Maximum Rise: Achieving the best rise involves giving dough a headstart toward achieving the most rise possible. The way that baker’s score dough greatly determines the potential rise. Crumb, is largely dependent on rise, especially how dense or airy it will be. The scoring pattern has a big part in all loaves, but the angle of slicing and achieving an ear also plays a big part in ovals as well. When the crust rolls up to form an ear, depending on where you place it, the bread is given room to actually expand in a nearly uniform dome shape on top. The ear expands in such a way that allows moist dough to be exposed for a longer period from across the entire top of the loaf as it rolls up, which helps keep things expanding evenly.
You can see the difference in uniform rise and height in different scoring techniques in the video below. The first couple of loaves show a great example of what an ear does.
It is not needed for good rise, and you can go your whole life baking amazing bread without ever getting an ear. But they give batards their best fighting chance to reach for the stars. Contrary to what I initially thought when we first got into baking, it goes beyond just looks.

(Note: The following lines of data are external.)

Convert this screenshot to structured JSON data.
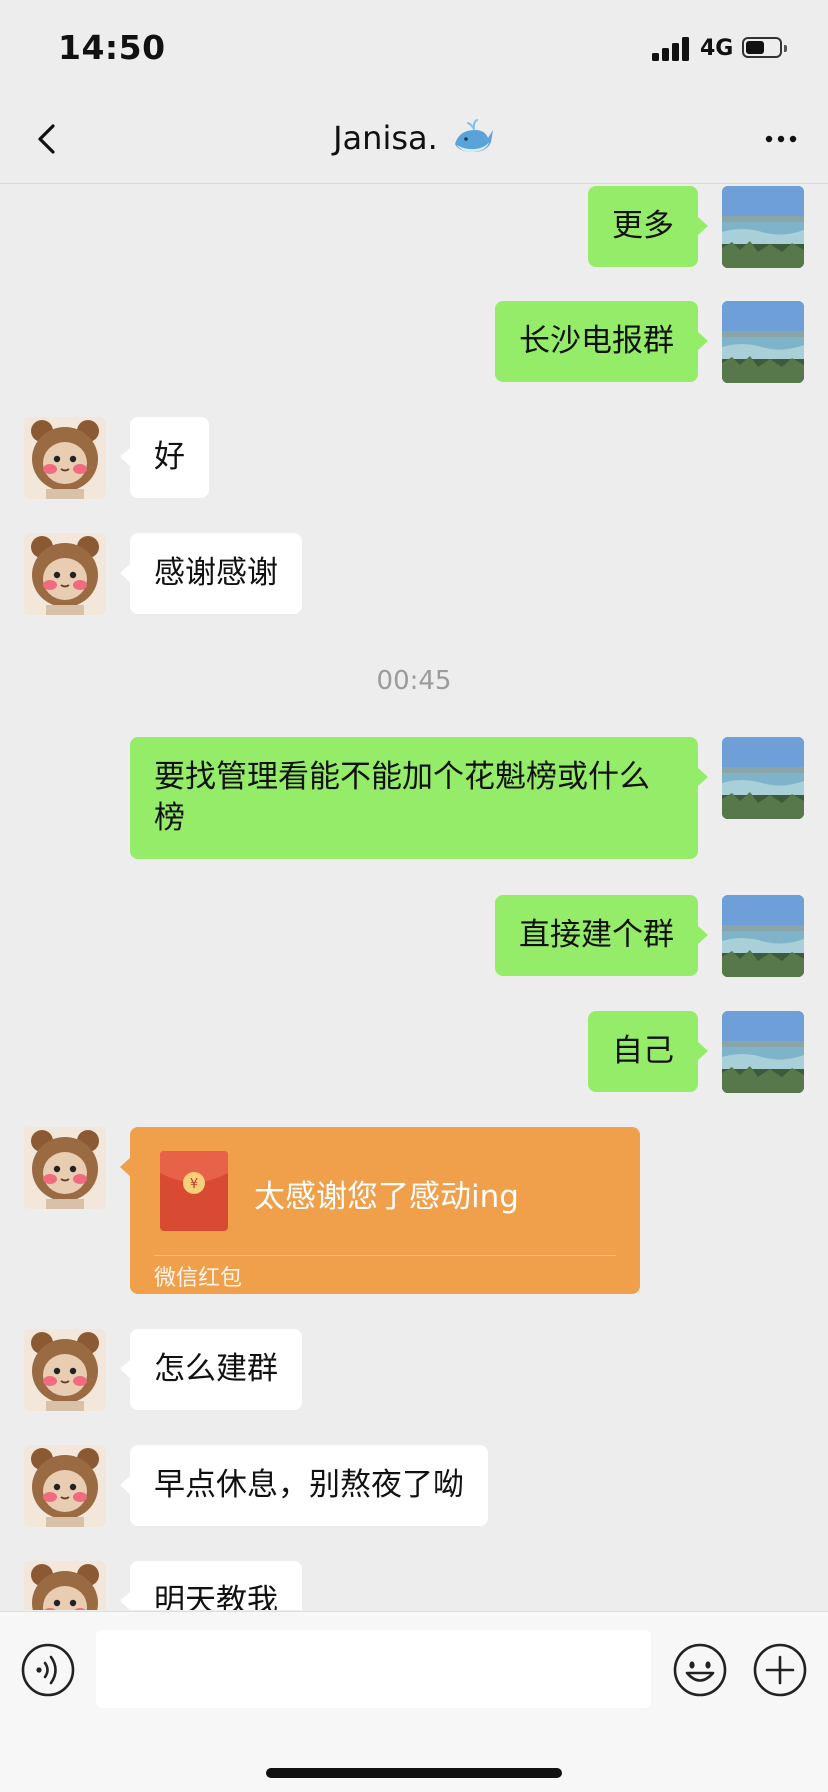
{
  "status_bar": {
    "time": "14:50",
    "network": "4G",
    "battery_level": 0.55
  },
  "header": {
    "title": "Janisa.",
    "back_icon": "chevron-left-icon",
    "more_icon": "more-dots-icon",
    "title_emoji": "whale"
  },
  "messages": [
    {
      "sender": "me",
      "text": "更多"
    },
    {
      "sender": "me",
      "text": "长沙电报群"
    },
    {
      "sender": "contact",
      "text": "好"
    },
    {
      "sender": "contact",
      "text": "感谢感谢"
    },
    {
      "type": "time",
      "text": "00:45"
    },
    {
      "sender": "me",
      "text": "要找管理看能不能加个花魁榜或什么榜"
    },
    {
      "sender": "me",
      "text": "直接建个群"
    },
    {
      "sender": "me",
      "text": "自己"
    },
    {
      "sender": "contact",
      "type": "red_packet",
      "text": "太感谢您了感动ing",
      "label": "微信红包"
    },
    {
      "sender": "contact",
      "text": "怎么建群"
    },
    {
      "sender": "contact",
      "text": "早点休息，别熬夜了呦"
    },
    {
      "sender": "contact",
      "text": "明天教我"
    }
  ],
  "input_bar": {
    "voice_icon": "voice-icon",
    "emoji_icon": "emoji-icon",
    "plus_icon": "plus-icon",
    "input_value": ""
  },
  "colors": {
    "background": "#ededed",
    "outgoing_bubble": "#95ec69",
    "incoming_bubble": "#ffffff",
    "red_packet": "#f0a04b",
    "time_label": "#9b9b9b"
  }
}
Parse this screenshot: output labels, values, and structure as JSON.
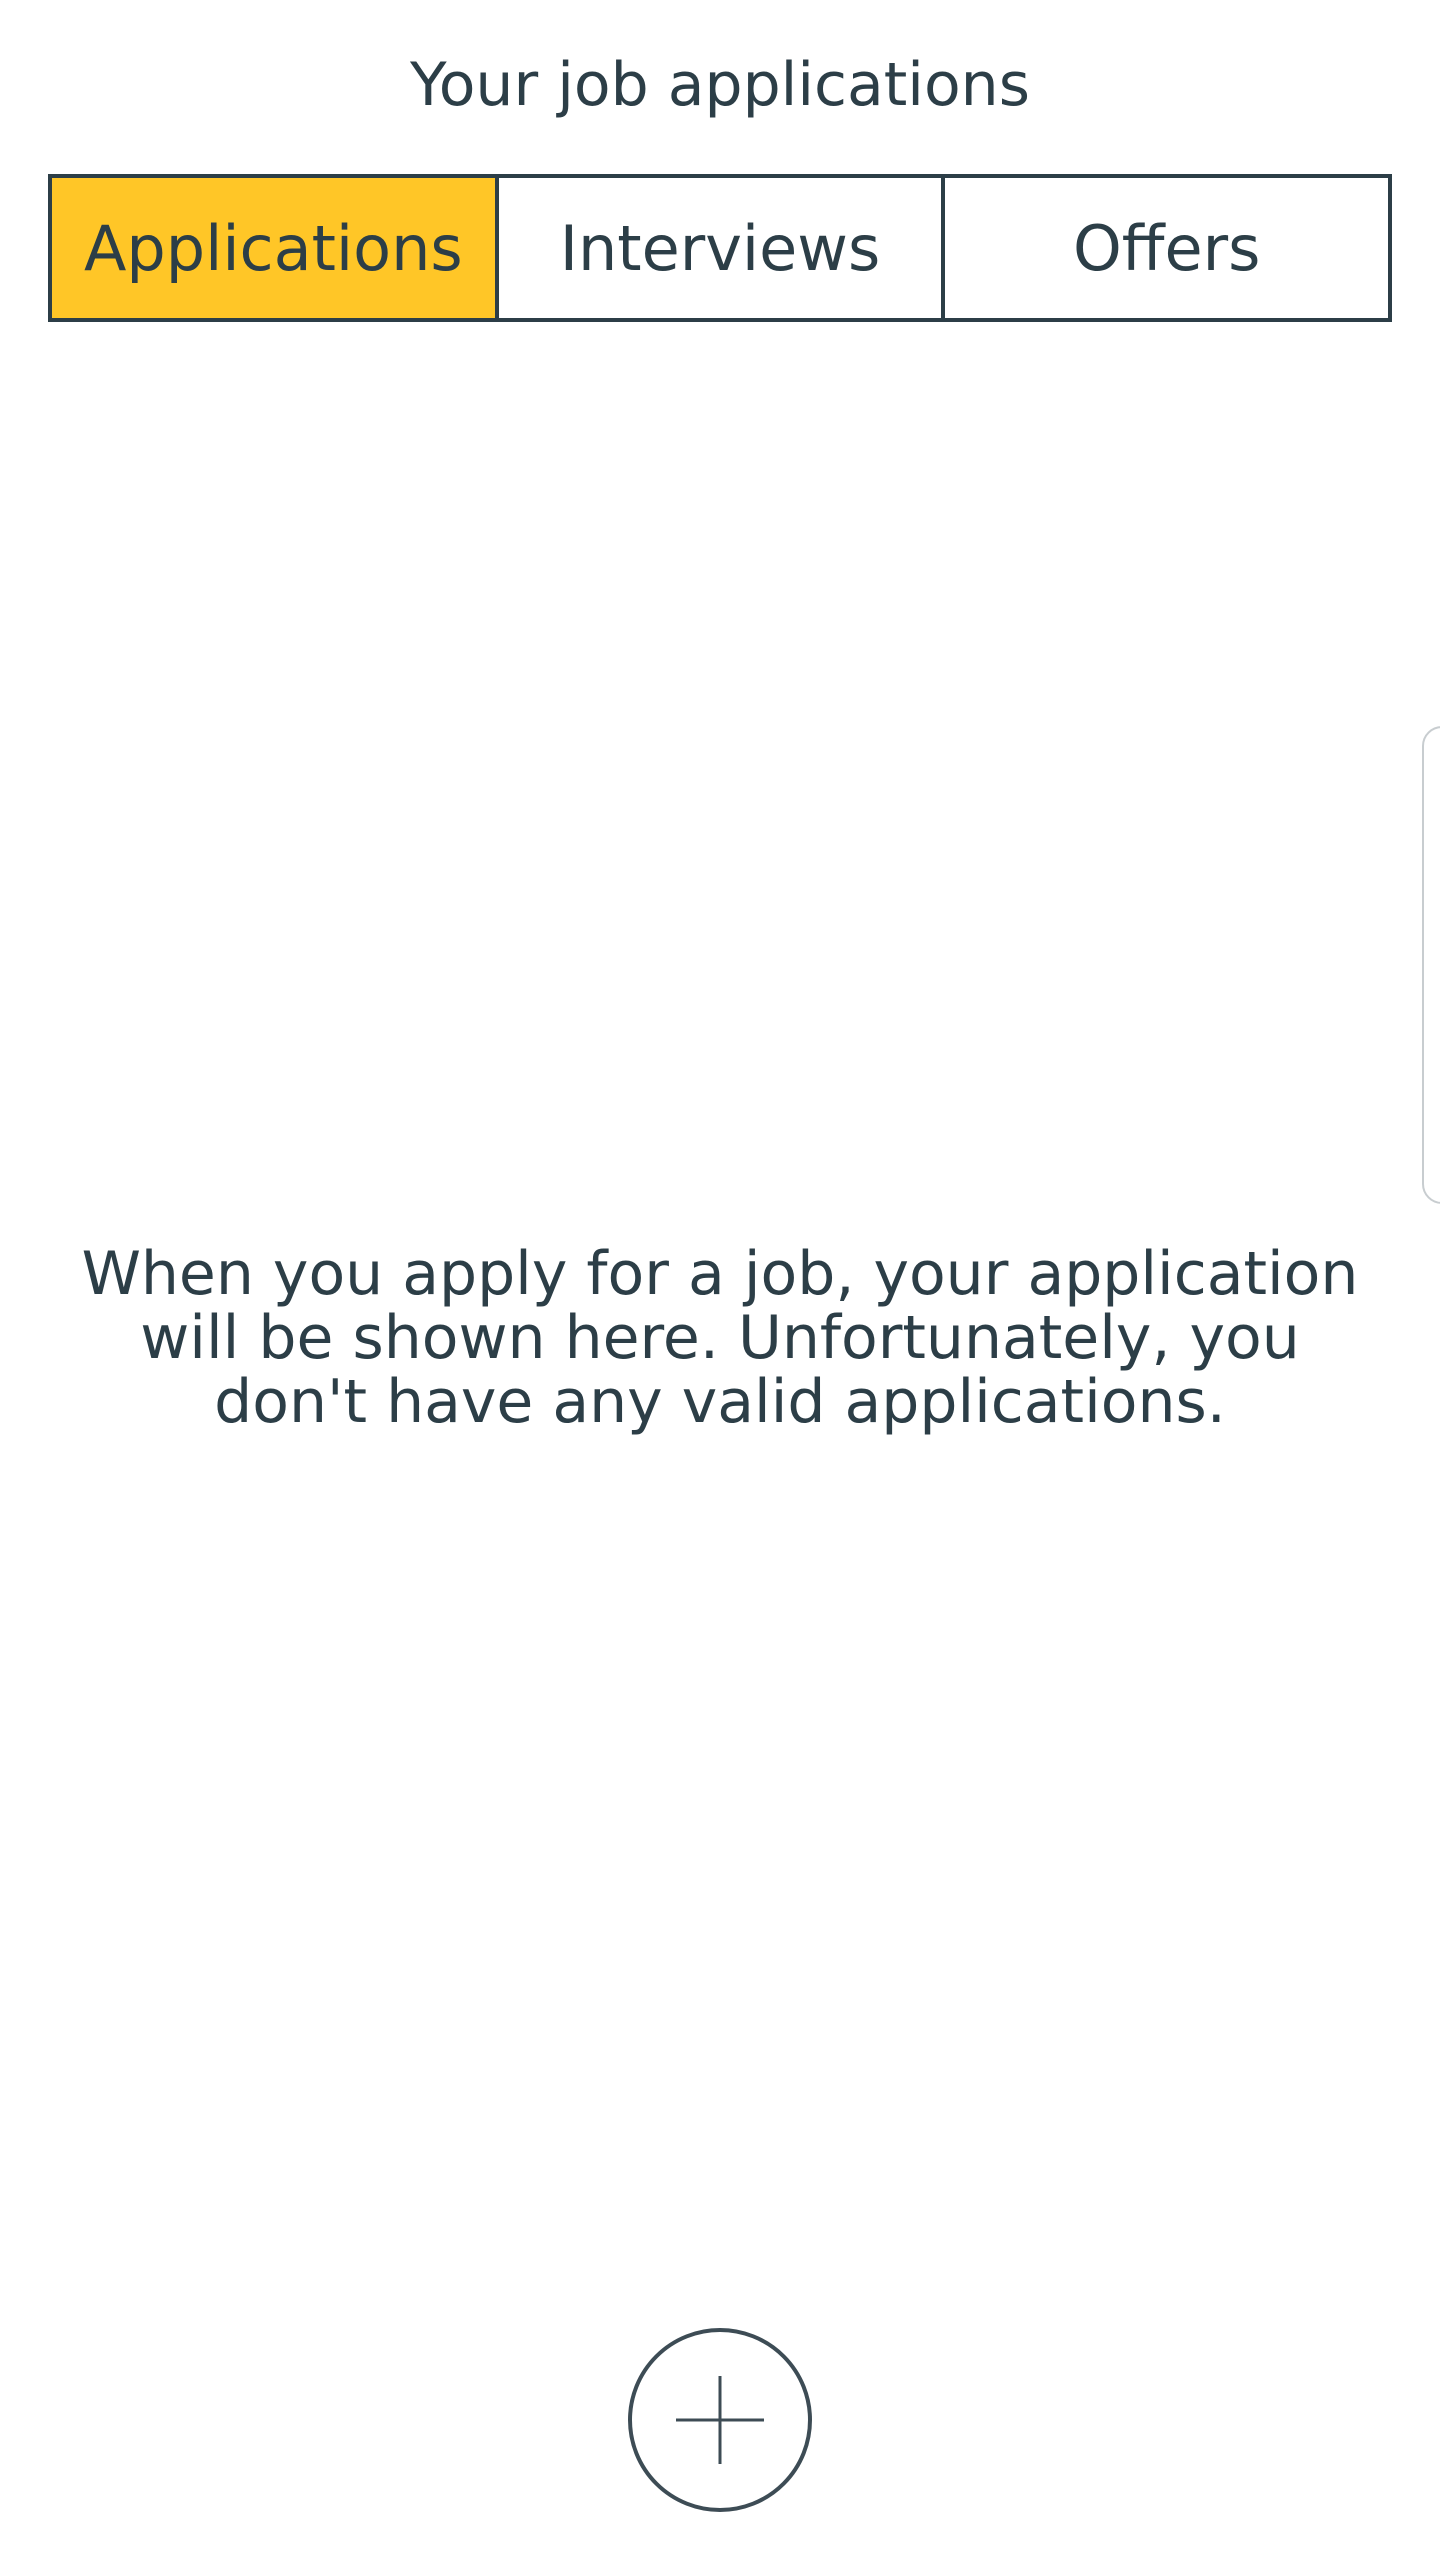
{
  "header": {
    "title": "Your job applications"
  },
  "tabs": [
    {
      "label": "Applications",
      "active": true
    },
    {
      "label": "Interviews",
      "active": false
    },
    {
      "label": "Offers",
      "active": false
    }
  ],
  "main": {
    "empty_message": "When you apply for a job, your application will be shown here. Unfortunately, you don't have any valid applications."
  },
  "fab": {
    "icon": "plus-icon"
  },
  "colors": {
    "accent": "#ffc627",
    "text": "#2c3e47",
    "background": "#ffffff"
  }
}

Do I Need A Lame To Get Ears?
Lames (rhymes with moms), do make things easier when scoring dough. At least, razor blades do. Lames make using a razor blade a bit more safe than just handling a razor blade on its own. However, they are not needed to score dough nor are they needed to create ears.
For scoring dough, you just need a sharp knife that is fairly thin. A good tomato knife works really well. I wouldn’t recommend anything large. It will just get in the way, especially if you score with your dough inside a Dutch oven.
Try Scoring With Cold Dough To Make Ears Easier
One last tip on scoring, to get you on your way. If you’ve struggled to get a good ear on your dough. It might have to do with scoring warm dough. Dough that is out at room temp is a lot harder to work with. Cold dough on the other hand, is stiff and tends to score much better. If you can’t seem to get a good angle because your dough is just way too stretchy and sticky, give cold dough a try.
What If I’m Doing All Of This And Still No Ears?
If you’re really struggling to get a good ear, there are two main areas to consider.
Rise: You just might not be getting enough rise during the bake to get a good ear, or you might not be getting enough early rise. Ensure that your bread is not over or under-proofed to correct the first issue. There a many ways to do this, but primarily follow your recipe to the letter, ensuring that you are proofing with the right dough temperature and room temperature. Also, ensure that your oven is piping hot to correct the second issue. You need a lot of initial heat to really blow the “lid” (make the ear roll-up) off of your dough.
Moisture: This is highly likely if you’re not using a Dutch oven. Dutch ovens help trap moisture in and allow for the crust to remain pliable longer into the bake. This helps the ear fully develop as the dough rises longer into the bake. If not using a Dutch oven, do all that you can to get steam in your oven and keep it in there. We spray the top of our dough with a water bottle right before putting it in the oven and place water in a hot pan inside the oven to create a lot of initial steam.